Boredom is more and more prevalent in our youth as well. I hear it from my daughter when we have anything more than two minutes of free time at home.  I don’t blame her for wanting to be “doing” at all times, but I don’t like it when we get home to a place filled with books, board games, crafts, sleds, balls, and endless supplies of dirty dishes and laundry that need to be taken care of, only for her to say, “I’m bored. We have nothing to do.” It’s enough to make a parent crazy at times thinking that they need to occupy every moment with some form of entertainment.

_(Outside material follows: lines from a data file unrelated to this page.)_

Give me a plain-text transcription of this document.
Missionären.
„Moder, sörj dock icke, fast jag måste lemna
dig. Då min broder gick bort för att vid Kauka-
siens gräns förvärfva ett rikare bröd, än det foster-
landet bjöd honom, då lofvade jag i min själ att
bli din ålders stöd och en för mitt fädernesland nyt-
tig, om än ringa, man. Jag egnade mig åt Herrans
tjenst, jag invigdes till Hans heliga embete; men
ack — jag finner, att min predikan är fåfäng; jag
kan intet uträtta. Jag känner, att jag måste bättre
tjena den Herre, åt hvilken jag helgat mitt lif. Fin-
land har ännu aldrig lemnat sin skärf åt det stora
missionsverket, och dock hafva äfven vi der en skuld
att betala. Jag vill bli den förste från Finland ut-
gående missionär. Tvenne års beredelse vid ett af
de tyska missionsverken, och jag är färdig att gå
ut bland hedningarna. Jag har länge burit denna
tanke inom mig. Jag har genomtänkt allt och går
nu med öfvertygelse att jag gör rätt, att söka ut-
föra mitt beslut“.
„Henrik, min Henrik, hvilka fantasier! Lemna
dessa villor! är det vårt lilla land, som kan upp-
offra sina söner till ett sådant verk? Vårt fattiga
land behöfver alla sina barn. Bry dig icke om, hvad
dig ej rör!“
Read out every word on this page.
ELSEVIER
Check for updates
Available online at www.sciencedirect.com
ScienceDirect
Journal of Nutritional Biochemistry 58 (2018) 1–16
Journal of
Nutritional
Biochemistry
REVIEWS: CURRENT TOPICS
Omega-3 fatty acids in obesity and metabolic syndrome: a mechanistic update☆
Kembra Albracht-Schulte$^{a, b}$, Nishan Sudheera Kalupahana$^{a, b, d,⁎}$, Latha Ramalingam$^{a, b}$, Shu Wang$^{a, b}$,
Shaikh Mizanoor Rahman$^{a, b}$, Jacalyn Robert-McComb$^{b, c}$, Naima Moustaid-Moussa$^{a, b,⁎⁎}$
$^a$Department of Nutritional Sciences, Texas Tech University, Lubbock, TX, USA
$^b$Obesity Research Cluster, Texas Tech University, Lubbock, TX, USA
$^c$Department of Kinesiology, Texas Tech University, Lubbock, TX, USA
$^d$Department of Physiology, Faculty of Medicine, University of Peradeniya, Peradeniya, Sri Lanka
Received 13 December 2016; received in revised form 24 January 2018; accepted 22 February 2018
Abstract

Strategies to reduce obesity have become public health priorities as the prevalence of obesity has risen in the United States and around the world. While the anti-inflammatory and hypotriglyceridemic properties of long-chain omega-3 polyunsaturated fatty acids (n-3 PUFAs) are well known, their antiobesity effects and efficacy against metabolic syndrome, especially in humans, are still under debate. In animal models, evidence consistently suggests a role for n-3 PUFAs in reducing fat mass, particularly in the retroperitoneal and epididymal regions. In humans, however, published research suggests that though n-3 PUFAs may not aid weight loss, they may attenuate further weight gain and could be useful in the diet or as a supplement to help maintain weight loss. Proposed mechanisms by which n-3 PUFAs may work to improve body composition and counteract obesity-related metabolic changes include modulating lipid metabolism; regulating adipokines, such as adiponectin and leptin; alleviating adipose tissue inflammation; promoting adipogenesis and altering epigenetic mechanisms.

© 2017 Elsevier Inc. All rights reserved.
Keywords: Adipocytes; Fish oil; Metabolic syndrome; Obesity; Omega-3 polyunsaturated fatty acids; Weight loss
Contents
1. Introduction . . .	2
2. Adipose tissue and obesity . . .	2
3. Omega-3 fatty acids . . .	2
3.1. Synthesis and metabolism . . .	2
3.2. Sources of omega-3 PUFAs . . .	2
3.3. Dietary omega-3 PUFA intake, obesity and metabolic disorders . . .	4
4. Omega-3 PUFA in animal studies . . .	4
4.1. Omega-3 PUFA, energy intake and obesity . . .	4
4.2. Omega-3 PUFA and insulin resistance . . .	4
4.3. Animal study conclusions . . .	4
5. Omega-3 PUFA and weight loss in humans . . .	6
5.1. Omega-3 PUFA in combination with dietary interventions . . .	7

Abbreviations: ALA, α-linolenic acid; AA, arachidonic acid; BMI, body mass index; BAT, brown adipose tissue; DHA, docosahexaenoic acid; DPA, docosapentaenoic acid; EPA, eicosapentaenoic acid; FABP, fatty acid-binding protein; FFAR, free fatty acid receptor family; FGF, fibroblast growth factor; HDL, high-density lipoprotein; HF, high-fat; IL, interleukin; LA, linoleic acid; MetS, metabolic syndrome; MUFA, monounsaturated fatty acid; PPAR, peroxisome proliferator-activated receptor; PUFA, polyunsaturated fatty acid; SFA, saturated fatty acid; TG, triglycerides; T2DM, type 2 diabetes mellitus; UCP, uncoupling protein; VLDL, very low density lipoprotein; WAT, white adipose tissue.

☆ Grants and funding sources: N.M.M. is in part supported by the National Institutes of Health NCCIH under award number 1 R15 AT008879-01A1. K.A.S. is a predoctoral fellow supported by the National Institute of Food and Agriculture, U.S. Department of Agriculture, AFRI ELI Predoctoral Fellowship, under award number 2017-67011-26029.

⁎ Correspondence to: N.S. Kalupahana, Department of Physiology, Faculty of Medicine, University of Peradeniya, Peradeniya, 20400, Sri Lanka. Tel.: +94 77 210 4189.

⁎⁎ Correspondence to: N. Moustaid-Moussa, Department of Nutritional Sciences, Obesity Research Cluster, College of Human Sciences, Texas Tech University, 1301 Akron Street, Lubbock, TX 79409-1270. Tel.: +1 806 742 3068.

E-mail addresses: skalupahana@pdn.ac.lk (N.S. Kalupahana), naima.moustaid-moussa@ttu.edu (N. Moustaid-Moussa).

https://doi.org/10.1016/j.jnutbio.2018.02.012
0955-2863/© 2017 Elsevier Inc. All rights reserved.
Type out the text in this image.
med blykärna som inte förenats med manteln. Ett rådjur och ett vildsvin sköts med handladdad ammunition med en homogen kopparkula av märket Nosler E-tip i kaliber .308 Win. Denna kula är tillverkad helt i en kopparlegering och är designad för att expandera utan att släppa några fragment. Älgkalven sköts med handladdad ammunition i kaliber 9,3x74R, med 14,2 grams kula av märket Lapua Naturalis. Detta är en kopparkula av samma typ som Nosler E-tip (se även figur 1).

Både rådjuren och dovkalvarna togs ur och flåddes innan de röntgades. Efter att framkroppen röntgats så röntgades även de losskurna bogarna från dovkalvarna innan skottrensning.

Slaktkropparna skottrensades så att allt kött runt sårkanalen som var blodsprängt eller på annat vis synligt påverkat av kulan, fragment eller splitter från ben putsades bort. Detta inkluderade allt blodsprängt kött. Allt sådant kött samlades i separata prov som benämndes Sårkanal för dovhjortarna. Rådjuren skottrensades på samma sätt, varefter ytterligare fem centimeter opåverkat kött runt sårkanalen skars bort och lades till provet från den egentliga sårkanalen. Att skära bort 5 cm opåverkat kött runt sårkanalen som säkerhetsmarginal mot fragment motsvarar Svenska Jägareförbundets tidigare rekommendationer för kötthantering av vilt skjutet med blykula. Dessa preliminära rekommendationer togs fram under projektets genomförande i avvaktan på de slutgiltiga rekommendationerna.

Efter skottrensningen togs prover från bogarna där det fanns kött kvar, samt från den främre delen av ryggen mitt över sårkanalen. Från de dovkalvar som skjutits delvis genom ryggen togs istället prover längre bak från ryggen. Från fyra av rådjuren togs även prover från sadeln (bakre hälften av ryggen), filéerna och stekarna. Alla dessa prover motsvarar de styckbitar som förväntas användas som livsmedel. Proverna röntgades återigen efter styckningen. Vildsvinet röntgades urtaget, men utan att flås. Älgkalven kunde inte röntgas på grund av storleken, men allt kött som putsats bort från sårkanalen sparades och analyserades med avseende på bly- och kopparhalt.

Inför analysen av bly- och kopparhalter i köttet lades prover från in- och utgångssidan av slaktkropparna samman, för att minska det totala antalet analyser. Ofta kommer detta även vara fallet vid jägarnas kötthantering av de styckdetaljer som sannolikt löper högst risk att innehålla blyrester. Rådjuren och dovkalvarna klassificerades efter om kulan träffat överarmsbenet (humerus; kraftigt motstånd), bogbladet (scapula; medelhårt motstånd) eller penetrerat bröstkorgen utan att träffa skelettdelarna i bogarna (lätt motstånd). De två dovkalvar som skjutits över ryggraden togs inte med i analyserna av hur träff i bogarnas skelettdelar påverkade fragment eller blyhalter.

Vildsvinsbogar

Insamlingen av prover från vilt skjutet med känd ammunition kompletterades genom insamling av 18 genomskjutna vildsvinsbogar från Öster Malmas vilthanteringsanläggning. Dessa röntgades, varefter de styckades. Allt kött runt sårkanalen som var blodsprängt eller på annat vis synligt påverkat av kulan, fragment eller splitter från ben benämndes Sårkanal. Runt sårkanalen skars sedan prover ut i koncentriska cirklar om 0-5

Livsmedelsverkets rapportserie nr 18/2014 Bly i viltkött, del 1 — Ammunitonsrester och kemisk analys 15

And therefore, we turn on the TV. Even though we know we need to limit screen time. Even though we know the content of most shows isn’t up to our personal standards. Even if we somehow convince ourselves that by turning on the Closed Captioning feature and making our kids read while they watch TV somehow make the action educational. We know there are better ways to spend our time together.

So how do we combat this tech dependency for us and our children? I think we need to become both comfortable with and see the value in boredom. We can use our minds more willingly and freely if we give them a break every now and then.

We marvel at the ability of children to open a toy and be grateful for it, then immediately turn to play with the box for the next hour.  It’s wonderful and joyous.  Perhaps that should be our goal. Let’s stop looking at the fancy things with which we surround ourselves and more at the proverbial boxes around us that we undervalue.

Let’s take a break from our tech together and allow our minds freedom from the constant flow of visual noise. Boredom can be a valuable tool that we should stop treating as an inconvenience and more as an opportunity for creativity and growth.  Let your kids be bored and see what happens.